Two-time Olympic gold medal winner Kieren Perkins dismisses those criticising the support Ian Thorpe has received in his comeback, saying “You couldn’t buy the publicity, the television coverage, the front and back-page articles that Ian’s return has generated, all these guys whingeing about the money … I think as long as Swimming Australia was using the money appropriately and transparently, there simply isni’t a problem.” Another interesting note in the article here on the Australian:
At 38, he has no grey whiskers to stroke while he muses over how things were better in his day. But the reality is that things really were better in his day.
There was more money in the sport, thanks in no small way to Telstra’s massive sponsorship, swimmers were among Australia’s highest-profile athletes – not just Thorpe and Perkins but also Grant Hackett, Michael Klim, Susie O’Neill, Samantha Riley, Hayley Lewis, Leisel Jones … the list goes on – and even their coaches became household names. And television ratings just kept going through the roof.
And on a similar note in the Sydney Morning Herald:
That was during the quite literally golden era between the 1996 Atlanta Olympics and – but for some reason, not quite including – Beijing 2008, when Kieren Perkins, Ian Thorpe, Susie O’Neill, Grant Hackett, Samantha Riley and the rest were like the cast of a beloved soap opera. Not merely household names, they appeared at least semi-regularly in our households.
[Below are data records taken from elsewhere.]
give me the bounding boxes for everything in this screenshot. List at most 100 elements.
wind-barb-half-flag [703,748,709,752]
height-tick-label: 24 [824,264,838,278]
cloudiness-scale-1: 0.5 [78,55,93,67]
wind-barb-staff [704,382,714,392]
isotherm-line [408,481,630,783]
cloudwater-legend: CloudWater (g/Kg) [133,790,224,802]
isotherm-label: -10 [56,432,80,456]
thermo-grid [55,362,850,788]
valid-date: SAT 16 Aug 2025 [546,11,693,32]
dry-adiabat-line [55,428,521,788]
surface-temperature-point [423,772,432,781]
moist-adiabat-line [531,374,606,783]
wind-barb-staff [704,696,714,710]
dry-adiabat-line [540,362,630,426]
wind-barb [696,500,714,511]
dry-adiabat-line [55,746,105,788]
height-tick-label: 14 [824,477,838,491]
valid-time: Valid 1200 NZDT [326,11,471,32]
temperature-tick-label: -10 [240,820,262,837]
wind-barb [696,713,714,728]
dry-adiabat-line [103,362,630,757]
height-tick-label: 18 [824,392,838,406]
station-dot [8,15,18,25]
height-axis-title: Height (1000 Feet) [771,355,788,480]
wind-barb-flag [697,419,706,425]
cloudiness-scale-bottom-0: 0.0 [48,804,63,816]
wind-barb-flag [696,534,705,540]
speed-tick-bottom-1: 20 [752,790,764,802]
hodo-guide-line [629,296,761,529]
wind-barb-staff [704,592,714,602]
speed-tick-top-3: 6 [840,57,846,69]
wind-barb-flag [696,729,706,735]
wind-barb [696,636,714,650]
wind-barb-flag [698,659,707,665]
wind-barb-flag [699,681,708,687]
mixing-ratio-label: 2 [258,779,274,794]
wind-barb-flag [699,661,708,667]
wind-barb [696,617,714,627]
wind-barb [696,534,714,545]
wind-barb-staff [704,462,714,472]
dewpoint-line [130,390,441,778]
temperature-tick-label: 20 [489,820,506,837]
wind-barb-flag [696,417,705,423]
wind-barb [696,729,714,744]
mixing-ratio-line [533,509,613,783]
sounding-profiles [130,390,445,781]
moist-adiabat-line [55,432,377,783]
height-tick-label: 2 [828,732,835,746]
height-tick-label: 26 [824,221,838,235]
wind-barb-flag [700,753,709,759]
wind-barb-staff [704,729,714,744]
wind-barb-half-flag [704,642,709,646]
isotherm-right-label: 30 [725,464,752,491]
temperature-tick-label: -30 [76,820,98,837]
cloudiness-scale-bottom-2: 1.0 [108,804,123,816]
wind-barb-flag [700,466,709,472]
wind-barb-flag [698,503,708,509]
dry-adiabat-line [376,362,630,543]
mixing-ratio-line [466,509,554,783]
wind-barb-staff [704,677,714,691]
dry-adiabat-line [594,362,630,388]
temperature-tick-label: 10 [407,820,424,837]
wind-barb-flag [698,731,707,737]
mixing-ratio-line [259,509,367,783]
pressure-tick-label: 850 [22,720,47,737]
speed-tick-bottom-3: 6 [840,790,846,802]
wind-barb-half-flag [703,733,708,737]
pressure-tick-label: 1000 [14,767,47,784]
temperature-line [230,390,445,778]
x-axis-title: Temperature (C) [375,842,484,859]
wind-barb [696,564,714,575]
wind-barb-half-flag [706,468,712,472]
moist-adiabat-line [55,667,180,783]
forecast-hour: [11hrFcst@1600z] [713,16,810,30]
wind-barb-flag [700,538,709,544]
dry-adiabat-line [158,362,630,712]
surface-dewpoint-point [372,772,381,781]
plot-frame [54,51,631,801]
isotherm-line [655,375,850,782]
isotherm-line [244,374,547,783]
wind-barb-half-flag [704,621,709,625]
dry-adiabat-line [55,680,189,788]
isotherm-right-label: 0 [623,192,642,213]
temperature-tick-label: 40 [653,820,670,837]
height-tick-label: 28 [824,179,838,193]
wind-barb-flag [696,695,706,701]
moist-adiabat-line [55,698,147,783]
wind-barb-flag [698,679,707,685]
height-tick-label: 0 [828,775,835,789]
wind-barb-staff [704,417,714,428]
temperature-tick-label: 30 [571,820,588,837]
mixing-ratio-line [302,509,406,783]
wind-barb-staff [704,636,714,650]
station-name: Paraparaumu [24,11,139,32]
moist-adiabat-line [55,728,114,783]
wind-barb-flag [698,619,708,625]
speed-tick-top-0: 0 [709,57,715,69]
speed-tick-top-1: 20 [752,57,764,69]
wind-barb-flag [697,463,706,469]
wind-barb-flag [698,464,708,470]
It was a time when it was not unsual for more than one million viewers to watch domestic trials, and during which we discovered the Pan Pacs were not one of those economic forums where politicians dress in crazy floral shirts.
Since then? The reasons why swimming has disappeared from mainstream consciousness are well known. Chiefly, there is the eight-year rights agreement Swimming Australia signed with the Ten Network. A deal that has consequently seen the sport abused and not very well used by the station’s no-longer-sports-dedicated affiliate One HD.